In this book Robert Edsel and his extraordinary team of researchers have retrieved and reproduced for the general public a rare collection of photographs illustrating the dramatic vicissitudes of Europe's masterpieces and the people who held them dear. No one who has seen these pictures will ever again view a painting in a museum or an historic building without being reminded of the terrible dangers which may have befallen it and marveling at the miracle of its survival.... This book and its unforgettable images will surely help in that endeavor, and Robert Edsel is to be commended for commemorating here the terrible events of World War II and the heroic efforts of the "Monuments Men" to save Europe's artistic treasures.
— Lynn Nicholas, author of The Rape of Europa

Rescuing Da Vinci uses period photographs rather than words to tell the story of Hitler's desire to rid Germany of 'degenerate art' and the campaign to loot the best of European art from conquered territories. ... The one that stays in my mind is Rembrandt's Nightwatch, safely home once more, being unrolled on a carpet... How must it have felt to take such a precious painting off its stretchers and roll it up?
— Marion Boddy-Evans, About.com

In his first literary effort, oil magnate-cum-art lover Edsel succeeds with flying colors.
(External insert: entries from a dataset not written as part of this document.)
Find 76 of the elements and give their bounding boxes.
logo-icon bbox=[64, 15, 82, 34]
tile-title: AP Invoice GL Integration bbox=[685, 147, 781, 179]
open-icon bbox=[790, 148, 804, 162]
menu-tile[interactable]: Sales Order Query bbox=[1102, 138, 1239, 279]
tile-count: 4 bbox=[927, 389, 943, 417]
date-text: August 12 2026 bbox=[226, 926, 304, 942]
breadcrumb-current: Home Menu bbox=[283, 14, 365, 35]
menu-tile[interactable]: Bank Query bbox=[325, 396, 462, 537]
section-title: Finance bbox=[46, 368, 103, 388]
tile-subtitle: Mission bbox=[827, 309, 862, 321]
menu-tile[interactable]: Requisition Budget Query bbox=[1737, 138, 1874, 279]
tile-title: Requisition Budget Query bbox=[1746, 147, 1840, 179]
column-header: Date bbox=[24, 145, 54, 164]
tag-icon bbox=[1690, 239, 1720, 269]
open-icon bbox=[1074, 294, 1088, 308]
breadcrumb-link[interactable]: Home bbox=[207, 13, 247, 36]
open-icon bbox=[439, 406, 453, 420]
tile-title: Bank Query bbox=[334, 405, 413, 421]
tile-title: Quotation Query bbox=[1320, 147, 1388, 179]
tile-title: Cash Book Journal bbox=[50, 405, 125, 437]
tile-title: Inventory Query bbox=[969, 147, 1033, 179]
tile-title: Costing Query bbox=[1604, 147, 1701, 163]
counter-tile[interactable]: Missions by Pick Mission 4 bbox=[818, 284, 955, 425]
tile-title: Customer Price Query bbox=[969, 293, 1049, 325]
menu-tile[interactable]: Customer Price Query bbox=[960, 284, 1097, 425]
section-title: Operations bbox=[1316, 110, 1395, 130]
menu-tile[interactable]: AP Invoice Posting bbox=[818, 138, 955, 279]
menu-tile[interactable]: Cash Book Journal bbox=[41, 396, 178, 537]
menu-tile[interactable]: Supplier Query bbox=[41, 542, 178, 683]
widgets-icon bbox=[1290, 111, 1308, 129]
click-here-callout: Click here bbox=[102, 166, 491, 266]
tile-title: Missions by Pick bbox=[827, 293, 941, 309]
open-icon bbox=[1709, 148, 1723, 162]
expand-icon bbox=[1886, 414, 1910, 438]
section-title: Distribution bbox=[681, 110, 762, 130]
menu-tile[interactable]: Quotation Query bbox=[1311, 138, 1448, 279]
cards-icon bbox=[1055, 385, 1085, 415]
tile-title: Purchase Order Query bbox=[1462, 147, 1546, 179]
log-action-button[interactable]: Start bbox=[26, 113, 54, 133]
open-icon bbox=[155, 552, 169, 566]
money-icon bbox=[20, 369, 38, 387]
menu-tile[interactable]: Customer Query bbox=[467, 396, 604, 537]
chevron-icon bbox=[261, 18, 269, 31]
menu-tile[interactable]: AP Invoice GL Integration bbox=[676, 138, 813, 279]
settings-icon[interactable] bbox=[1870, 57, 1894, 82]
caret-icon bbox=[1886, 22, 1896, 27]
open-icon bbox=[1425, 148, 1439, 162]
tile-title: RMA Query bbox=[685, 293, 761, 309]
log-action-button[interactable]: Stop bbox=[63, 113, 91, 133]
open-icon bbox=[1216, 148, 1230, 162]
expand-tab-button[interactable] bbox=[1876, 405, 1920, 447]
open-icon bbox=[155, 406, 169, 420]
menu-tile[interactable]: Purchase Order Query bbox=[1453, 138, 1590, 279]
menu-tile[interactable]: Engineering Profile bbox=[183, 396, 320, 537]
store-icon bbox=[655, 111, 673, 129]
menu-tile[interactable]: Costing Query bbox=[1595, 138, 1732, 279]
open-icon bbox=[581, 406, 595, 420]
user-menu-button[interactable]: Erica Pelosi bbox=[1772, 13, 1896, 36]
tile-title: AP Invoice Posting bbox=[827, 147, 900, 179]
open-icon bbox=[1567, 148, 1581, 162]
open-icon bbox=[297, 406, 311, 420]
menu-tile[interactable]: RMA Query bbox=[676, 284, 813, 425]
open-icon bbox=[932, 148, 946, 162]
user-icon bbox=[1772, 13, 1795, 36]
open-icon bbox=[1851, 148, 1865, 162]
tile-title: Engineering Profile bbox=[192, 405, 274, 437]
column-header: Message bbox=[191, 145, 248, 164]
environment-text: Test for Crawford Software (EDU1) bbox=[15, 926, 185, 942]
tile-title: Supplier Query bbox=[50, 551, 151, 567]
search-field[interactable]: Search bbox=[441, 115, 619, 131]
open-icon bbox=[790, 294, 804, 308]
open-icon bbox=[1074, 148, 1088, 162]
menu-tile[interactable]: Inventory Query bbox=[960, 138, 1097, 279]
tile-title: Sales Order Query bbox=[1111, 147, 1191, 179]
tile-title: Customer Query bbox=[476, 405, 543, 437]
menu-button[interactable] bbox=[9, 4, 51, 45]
Complete with hundreds of never-before-seen photos, many of them in full color, the book is as much a feast for the eyes as it is food for thought. Throughout Rescuing Da Vinci beats the pulse of excitement that accompanies any good mystery, and it leaves the reader dying to know where still-uncovered works of art may be.
— Stephanie Ramsay, Jewish Independent

== Related films ==
A 2007 film, The Rape of Europa, was co-produced by Edsel and Actual Films. A 2014 film, The Monuments Men, stars George Clooney (who also produced and directed) and has a prominent cast.